Results: Our studies demonstrated that GelMA hydrogel in the microfluidic chip reservoirs demonstrate sufficient structural integrity under the shear stress due to perfusion. High cell viability of encapsulated U373 glioblastoma cells within the GelMA in the chip was observed after several days.
Conclusion: Current therapies for glioma have challenges due to glioma’s invasive character. A depth understanding of its molecular mechanisms is essential to develop personalized treatment.
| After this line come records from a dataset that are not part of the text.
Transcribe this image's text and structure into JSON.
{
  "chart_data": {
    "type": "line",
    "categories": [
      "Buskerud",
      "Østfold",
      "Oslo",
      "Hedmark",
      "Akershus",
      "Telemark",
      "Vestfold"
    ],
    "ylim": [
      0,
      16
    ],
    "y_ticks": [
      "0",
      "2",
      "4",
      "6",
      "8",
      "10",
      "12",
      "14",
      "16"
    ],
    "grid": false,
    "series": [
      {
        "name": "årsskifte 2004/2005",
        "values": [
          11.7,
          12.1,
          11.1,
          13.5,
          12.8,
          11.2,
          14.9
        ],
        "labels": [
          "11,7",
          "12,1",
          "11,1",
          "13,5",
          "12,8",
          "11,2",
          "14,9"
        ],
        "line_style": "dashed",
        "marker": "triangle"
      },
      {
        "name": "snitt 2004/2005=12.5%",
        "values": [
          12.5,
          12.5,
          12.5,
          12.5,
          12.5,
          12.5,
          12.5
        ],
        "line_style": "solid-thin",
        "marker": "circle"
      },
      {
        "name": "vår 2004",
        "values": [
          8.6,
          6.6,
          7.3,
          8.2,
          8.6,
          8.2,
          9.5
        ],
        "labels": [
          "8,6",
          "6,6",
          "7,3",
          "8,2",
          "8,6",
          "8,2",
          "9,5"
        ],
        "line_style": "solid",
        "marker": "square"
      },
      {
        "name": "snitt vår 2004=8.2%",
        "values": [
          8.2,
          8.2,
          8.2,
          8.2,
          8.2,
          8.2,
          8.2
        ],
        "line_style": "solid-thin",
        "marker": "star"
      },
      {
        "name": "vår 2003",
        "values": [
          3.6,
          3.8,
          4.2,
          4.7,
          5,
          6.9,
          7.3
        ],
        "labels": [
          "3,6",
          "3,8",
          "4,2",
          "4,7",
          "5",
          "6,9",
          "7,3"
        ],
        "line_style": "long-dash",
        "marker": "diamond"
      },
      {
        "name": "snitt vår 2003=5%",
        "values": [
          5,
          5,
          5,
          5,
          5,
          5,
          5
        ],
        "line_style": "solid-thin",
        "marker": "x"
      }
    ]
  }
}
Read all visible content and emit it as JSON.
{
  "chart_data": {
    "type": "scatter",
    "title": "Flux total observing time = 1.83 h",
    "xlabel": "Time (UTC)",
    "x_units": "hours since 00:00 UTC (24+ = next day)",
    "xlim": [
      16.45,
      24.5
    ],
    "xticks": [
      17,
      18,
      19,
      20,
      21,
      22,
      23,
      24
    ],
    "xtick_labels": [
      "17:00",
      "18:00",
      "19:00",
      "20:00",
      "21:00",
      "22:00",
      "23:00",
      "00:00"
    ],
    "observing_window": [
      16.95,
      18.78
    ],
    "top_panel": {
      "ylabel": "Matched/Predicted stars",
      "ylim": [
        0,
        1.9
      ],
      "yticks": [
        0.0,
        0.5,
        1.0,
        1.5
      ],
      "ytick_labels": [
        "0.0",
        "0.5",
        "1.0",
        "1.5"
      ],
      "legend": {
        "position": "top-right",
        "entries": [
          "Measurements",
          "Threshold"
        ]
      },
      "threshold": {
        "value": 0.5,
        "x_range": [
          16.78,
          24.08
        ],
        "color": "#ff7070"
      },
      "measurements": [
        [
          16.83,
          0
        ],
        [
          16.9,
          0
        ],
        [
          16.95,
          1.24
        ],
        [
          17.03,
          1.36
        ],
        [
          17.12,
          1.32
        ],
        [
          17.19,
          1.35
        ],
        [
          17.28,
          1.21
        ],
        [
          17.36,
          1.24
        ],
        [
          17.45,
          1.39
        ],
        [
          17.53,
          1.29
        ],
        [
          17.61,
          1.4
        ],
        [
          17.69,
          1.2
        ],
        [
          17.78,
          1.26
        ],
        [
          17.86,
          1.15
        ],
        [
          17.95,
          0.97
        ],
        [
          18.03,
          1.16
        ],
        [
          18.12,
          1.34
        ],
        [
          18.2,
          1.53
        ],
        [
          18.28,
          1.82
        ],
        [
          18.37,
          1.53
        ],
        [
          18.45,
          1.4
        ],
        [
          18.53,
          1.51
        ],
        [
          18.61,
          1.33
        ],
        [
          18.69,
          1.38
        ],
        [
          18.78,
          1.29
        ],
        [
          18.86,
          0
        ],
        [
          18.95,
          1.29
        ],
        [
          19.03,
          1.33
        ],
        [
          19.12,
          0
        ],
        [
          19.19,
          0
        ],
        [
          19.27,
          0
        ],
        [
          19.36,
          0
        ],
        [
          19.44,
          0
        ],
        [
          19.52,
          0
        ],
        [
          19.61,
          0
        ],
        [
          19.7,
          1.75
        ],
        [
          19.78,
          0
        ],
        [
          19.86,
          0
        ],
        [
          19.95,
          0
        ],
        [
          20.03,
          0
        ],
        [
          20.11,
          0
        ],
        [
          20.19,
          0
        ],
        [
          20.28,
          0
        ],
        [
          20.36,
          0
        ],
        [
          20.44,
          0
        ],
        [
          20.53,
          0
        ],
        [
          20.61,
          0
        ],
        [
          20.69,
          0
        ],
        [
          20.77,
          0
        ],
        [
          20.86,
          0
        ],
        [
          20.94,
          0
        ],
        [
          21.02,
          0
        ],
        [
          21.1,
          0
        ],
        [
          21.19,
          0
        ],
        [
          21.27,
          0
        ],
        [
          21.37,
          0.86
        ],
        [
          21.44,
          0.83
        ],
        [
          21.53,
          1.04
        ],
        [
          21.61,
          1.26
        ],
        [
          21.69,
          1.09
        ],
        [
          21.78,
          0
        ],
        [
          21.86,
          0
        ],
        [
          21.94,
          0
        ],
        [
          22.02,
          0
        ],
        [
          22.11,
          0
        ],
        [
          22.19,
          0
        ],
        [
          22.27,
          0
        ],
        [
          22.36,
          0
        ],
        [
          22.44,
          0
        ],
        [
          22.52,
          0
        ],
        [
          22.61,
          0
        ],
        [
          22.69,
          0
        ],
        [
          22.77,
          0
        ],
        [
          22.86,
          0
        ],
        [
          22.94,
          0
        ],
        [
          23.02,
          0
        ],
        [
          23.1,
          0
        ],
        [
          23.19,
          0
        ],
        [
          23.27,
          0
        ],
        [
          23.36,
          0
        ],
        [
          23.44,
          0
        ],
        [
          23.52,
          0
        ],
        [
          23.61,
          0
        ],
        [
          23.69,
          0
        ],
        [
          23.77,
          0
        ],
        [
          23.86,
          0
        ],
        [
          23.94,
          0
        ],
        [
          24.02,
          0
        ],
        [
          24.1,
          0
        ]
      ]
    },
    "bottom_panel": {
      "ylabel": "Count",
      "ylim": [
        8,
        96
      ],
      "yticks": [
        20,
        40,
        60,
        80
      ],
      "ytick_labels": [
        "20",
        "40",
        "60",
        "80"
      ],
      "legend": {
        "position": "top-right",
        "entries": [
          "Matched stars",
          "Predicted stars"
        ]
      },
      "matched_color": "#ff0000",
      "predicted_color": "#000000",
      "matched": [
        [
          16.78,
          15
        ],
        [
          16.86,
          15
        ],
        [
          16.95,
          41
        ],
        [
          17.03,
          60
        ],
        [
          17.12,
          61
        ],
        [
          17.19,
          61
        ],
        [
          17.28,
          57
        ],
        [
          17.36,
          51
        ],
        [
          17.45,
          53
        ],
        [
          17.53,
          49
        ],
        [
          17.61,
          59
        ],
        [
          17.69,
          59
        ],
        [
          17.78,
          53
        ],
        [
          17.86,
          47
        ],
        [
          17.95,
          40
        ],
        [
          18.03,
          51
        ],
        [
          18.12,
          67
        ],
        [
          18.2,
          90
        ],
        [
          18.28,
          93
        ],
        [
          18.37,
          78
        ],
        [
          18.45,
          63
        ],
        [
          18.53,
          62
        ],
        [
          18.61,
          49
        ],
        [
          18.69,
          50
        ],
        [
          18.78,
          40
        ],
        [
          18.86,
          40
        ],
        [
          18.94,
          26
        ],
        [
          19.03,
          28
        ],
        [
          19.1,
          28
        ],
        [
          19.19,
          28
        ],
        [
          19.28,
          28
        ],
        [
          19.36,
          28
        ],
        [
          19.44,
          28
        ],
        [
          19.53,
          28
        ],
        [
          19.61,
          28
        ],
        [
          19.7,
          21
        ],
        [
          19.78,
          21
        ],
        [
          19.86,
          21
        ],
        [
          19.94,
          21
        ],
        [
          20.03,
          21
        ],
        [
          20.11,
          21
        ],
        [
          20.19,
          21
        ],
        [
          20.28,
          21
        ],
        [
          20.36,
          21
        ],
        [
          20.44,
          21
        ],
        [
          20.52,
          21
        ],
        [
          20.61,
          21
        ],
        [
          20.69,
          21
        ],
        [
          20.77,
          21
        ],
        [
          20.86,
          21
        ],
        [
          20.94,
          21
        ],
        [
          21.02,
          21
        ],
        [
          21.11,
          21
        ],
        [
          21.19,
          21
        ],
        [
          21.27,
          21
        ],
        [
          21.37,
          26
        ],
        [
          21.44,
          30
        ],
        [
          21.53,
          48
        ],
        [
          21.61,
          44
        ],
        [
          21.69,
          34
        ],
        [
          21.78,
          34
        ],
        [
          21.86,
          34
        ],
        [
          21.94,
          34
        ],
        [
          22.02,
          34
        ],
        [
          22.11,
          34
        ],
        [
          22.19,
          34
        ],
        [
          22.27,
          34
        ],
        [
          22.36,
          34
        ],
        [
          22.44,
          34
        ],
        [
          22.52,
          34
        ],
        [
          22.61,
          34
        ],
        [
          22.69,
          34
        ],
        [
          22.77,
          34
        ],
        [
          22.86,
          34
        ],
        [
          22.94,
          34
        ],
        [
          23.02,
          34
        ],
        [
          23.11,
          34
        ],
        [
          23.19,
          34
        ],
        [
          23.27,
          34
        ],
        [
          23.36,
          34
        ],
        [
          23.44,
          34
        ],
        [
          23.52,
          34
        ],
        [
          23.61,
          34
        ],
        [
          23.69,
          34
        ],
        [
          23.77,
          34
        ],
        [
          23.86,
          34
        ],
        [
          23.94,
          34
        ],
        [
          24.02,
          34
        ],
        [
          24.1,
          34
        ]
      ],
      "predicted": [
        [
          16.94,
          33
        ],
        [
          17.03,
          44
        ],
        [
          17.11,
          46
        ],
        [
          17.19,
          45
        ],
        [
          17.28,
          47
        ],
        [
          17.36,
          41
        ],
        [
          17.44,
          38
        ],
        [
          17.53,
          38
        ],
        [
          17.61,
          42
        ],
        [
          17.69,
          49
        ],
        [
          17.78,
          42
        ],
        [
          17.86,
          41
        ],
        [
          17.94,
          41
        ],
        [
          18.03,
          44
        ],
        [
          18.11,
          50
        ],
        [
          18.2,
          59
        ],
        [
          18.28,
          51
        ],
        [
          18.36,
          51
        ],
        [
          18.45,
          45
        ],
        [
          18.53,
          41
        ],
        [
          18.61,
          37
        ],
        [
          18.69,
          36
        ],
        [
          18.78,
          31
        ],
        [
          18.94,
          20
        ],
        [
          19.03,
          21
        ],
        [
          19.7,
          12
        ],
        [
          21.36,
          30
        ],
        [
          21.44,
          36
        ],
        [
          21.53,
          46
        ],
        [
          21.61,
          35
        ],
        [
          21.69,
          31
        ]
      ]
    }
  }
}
Mimicking tumor microenvironment via microfluidic chips has high potential to create a more realistic in vitro glioma tumor environment, leading to study cell migration, invasion, angiogenesis, and patient-specific treatment . Moreover, in vivo animal studies would be eventually replaced with microfluidic platforms, and these also platforms allow investigating the drug combinations. In this study, we developed microfluidic platforms that offer a high chance of examining glioma tumors and investigating personalized therapies.